10. A method for removing motion blur from dual-frame images based on sharpness-motion joint control according to claim 9, characterized in that, In step S7, the joint optimization objective function is... A region-adaptive optimization solution is performed to obtain the initial deblurring result of the image to be restored to a clear state. Its expression is: ,in, This represents the initial deblurring result of the image to be restored to a clear state. This represents a fixed motion fuzzy kernel. Indicates the pixel location of the blurred image to be restored. Pixel value at that location, Indicates the pixel position of the auxiliary reference image. Pixel value at that location, Indicates an adaptive fuzzy region. Indicates a non-fuzzy region. This represents the adaptive regularization weights. This represents the normalized adjustment parameter. This represents the reference image consistency constraint coefficient; where the first term represents the data fidelity constraint, used to constrain the clear image to be restored. Fixed motion fuzzy kernel Degraded image and the blurred image to be restored The difference between them; the second term represents the difference in the adaptive fuzzy region. Internally, to recover clear images Apply a normalized total variational regularization constraint to enhance the defuzzification recovery capability within the fuzzy region; the third term represents the defuzzification recovery capability within the non-fuzzy region. Introducing auxiliary reference images Consistency constraints are applied to maintain structural stability and detail authenticity within unambiguous regions.

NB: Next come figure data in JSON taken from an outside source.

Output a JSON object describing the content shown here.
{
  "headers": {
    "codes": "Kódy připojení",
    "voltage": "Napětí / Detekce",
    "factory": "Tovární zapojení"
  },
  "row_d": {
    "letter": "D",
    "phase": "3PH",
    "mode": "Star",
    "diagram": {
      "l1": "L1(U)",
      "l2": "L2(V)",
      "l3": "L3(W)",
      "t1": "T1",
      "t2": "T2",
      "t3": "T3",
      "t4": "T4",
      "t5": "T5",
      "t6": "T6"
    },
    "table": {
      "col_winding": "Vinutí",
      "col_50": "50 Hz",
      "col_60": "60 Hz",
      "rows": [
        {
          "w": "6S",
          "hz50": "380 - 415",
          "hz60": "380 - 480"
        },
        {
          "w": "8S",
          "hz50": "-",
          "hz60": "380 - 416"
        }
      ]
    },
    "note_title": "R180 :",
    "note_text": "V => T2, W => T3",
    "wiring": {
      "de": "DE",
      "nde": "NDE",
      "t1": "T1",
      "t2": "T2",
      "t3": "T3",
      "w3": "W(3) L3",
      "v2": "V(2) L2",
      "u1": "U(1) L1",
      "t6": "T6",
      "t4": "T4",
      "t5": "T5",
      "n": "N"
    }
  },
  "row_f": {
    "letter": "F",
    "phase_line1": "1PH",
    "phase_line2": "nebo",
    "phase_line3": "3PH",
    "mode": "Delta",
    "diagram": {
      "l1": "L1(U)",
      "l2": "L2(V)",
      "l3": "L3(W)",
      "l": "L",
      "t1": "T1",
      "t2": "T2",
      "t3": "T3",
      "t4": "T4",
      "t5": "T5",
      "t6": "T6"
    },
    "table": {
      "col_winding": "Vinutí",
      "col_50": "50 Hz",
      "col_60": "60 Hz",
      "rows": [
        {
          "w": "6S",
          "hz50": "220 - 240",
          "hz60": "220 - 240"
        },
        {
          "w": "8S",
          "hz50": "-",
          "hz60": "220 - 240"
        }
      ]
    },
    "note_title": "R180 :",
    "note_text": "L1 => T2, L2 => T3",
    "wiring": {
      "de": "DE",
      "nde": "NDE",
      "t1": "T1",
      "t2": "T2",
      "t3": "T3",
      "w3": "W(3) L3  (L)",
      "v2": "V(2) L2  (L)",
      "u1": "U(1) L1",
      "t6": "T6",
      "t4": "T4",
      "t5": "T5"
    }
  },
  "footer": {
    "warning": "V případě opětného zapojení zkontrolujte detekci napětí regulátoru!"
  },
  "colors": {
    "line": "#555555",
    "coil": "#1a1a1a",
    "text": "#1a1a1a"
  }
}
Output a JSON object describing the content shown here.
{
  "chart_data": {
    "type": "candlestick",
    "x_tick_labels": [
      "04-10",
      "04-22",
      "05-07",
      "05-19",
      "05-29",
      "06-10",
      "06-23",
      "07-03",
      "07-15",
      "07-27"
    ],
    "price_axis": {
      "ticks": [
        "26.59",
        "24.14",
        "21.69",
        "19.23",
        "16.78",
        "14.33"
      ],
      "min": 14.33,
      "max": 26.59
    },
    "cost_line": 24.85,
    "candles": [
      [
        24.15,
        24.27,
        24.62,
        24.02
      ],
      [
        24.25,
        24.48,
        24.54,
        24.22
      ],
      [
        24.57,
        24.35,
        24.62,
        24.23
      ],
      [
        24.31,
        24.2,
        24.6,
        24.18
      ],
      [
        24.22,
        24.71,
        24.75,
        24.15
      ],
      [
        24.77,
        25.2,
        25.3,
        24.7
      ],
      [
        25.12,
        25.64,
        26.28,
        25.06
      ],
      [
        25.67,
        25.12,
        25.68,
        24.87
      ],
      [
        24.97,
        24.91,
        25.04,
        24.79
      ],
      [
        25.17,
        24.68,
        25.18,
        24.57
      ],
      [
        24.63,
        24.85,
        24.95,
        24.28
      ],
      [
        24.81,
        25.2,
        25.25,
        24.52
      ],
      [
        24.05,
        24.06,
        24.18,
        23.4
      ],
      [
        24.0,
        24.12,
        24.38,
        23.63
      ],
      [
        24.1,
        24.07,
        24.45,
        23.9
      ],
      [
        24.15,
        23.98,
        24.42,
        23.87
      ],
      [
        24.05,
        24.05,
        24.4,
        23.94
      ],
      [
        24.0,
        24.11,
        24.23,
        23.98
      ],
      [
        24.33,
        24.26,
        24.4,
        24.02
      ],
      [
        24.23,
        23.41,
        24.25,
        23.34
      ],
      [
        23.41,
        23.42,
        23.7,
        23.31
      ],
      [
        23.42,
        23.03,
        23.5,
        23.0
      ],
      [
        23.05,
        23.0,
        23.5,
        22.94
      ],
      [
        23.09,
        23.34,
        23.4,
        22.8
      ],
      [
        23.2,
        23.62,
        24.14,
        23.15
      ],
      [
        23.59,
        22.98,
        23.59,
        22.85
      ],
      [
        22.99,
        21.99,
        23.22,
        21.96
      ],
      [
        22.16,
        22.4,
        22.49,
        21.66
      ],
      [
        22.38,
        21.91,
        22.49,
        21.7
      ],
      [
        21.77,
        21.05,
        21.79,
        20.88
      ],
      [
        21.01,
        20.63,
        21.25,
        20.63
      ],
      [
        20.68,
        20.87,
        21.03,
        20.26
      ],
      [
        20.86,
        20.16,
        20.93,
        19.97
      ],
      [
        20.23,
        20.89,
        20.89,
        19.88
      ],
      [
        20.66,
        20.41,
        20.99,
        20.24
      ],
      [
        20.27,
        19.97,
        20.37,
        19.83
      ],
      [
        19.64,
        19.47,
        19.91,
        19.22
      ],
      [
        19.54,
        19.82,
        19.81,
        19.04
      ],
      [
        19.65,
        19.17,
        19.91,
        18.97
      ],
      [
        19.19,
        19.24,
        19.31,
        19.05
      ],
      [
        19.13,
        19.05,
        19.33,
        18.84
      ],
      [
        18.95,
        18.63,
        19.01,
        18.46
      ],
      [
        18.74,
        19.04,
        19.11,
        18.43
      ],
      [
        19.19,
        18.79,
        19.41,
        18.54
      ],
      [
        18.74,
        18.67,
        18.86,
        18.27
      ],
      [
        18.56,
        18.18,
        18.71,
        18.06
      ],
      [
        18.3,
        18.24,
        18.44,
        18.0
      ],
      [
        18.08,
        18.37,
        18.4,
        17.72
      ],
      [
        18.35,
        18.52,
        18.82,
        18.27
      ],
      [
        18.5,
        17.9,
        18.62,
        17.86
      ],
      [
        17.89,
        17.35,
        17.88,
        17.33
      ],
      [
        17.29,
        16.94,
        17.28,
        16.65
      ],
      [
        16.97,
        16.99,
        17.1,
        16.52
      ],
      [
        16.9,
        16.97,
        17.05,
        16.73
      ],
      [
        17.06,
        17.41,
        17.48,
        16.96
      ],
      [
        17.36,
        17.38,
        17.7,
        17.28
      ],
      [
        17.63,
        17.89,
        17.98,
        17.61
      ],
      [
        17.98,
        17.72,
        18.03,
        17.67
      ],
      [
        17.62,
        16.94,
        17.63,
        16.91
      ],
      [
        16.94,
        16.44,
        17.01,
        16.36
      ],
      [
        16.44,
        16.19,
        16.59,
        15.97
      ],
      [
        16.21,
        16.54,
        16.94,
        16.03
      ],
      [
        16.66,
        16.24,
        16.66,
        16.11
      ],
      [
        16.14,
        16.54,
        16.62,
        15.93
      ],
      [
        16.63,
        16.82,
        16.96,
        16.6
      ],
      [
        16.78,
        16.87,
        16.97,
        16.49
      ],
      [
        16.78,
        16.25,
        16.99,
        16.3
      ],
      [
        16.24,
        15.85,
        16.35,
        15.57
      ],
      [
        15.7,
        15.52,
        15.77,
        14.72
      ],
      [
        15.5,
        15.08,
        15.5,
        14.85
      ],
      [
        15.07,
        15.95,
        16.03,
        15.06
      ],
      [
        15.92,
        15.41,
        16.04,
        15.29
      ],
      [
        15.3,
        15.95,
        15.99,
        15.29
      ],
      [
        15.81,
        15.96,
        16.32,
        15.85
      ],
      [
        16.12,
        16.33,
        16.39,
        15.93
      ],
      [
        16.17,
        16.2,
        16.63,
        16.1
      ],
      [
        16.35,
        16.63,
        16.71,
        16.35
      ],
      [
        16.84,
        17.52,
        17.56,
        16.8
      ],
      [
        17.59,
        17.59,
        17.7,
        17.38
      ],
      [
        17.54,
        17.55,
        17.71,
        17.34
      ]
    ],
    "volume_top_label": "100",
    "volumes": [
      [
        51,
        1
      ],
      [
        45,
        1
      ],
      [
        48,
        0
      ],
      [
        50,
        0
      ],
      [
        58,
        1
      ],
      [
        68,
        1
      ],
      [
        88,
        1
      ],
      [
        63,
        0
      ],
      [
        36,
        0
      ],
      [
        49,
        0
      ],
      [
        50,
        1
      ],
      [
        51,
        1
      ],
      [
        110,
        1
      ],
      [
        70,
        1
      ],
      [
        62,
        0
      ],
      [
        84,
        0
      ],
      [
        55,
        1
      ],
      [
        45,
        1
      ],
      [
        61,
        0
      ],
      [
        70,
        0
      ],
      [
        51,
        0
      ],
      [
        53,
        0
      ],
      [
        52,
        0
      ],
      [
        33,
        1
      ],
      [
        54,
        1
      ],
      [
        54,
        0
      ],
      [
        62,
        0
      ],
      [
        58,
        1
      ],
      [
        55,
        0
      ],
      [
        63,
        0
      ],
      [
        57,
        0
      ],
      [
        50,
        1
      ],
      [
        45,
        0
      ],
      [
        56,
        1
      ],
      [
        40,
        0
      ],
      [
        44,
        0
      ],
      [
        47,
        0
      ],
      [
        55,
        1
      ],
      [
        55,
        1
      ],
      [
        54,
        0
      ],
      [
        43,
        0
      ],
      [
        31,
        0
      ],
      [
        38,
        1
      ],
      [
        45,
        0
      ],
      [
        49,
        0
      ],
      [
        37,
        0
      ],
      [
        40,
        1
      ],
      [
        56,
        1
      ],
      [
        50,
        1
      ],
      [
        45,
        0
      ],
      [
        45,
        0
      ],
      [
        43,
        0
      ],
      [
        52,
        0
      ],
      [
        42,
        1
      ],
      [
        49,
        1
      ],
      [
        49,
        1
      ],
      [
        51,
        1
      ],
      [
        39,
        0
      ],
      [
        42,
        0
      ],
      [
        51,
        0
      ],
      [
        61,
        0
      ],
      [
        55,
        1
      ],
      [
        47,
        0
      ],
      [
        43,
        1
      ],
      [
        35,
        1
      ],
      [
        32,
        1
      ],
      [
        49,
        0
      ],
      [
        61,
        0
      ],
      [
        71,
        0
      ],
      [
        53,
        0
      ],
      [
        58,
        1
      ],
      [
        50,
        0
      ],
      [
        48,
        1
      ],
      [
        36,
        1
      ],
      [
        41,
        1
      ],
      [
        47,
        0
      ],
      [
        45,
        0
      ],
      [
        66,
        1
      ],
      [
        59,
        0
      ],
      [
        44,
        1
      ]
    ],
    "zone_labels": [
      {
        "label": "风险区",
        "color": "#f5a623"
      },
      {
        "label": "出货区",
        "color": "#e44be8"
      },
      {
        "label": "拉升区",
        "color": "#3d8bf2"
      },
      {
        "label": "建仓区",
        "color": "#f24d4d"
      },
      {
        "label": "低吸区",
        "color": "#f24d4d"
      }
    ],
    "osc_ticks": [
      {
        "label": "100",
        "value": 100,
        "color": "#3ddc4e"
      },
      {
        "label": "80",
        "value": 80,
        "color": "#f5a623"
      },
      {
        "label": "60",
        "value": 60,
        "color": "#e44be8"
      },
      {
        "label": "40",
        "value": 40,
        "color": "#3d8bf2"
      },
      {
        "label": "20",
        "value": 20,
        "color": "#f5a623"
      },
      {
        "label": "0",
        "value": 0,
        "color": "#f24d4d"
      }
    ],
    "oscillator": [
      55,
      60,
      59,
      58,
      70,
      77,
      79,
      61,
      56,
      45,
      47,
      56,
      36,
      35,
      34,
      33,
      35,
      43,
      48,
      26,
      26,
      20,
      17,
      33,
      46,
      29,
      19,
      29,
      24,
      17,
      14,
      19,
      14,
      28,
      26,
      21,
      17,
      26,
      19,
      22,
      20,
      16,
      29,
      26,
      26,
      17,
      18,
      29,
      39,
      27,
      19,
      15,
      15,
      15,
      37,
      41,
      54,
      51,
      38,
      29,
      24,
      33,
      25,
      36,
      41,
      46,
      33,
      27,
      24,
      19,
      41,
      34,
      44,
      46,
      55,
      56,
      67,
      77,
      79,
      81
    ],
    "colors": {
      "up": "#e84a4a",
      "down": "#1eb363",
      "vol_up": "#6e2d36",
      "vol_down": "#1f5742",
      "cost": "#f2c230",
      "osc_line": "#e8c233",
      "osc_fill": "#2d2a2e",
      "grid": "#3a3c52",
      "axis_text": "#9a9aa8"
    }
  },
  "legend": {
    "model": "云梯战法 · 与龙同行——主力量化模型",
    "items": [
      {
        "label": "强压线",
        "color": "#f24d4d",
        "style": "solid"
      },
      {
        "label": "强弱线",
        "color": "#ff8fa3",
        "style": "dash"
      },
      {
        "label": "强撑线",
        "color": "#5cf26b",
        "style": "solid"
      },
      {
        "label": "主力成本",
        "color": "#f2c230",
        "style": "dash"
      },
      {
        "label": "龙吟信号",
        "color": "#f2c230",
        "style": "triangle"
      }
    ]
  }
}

11. A method for removing motion blur from dual-frame images based on sharpness-motion joint control according to claim 10, characterized in that, In step S8, based on the initial deblurring result Using it as the initial iterative image, and in subsequent iterations according to the first... The next iteration yields a clear image to be recovered. Update motion blur kernel and to restore clear images and motion blur kernel Alternating iterative optimization methods include: in adaptive fuzzy regions Inside, combined with the main direction of motion Main motion amplitude and resolution motion joint confidence information For motion fuzzy kernel Update to obtain the first Sub-iteration motion blur kernel Its update objective function is expressed as: ,in, Indicates the first The clear image to be recovered is obtained from the next iteration. For kernel constraint weight coefficients, To the motion fuzz kernel The constraint function is used to constrain the motion fuzzy kernel along the main motion direction. Distribution, length and amplitude of main motion Consistent with and satisfying nonnegativity and normalization conditions; in updating the motion fuzzy kernel Then, fix the motion fuzzy kernel To restore clear images Solve the problem to obtain the first... The clear image to be recovered in the next iteration Repeat the motion blur kernel update and image recovery steps until the preset convergence condition is met: in, This is the preset convergence threshold.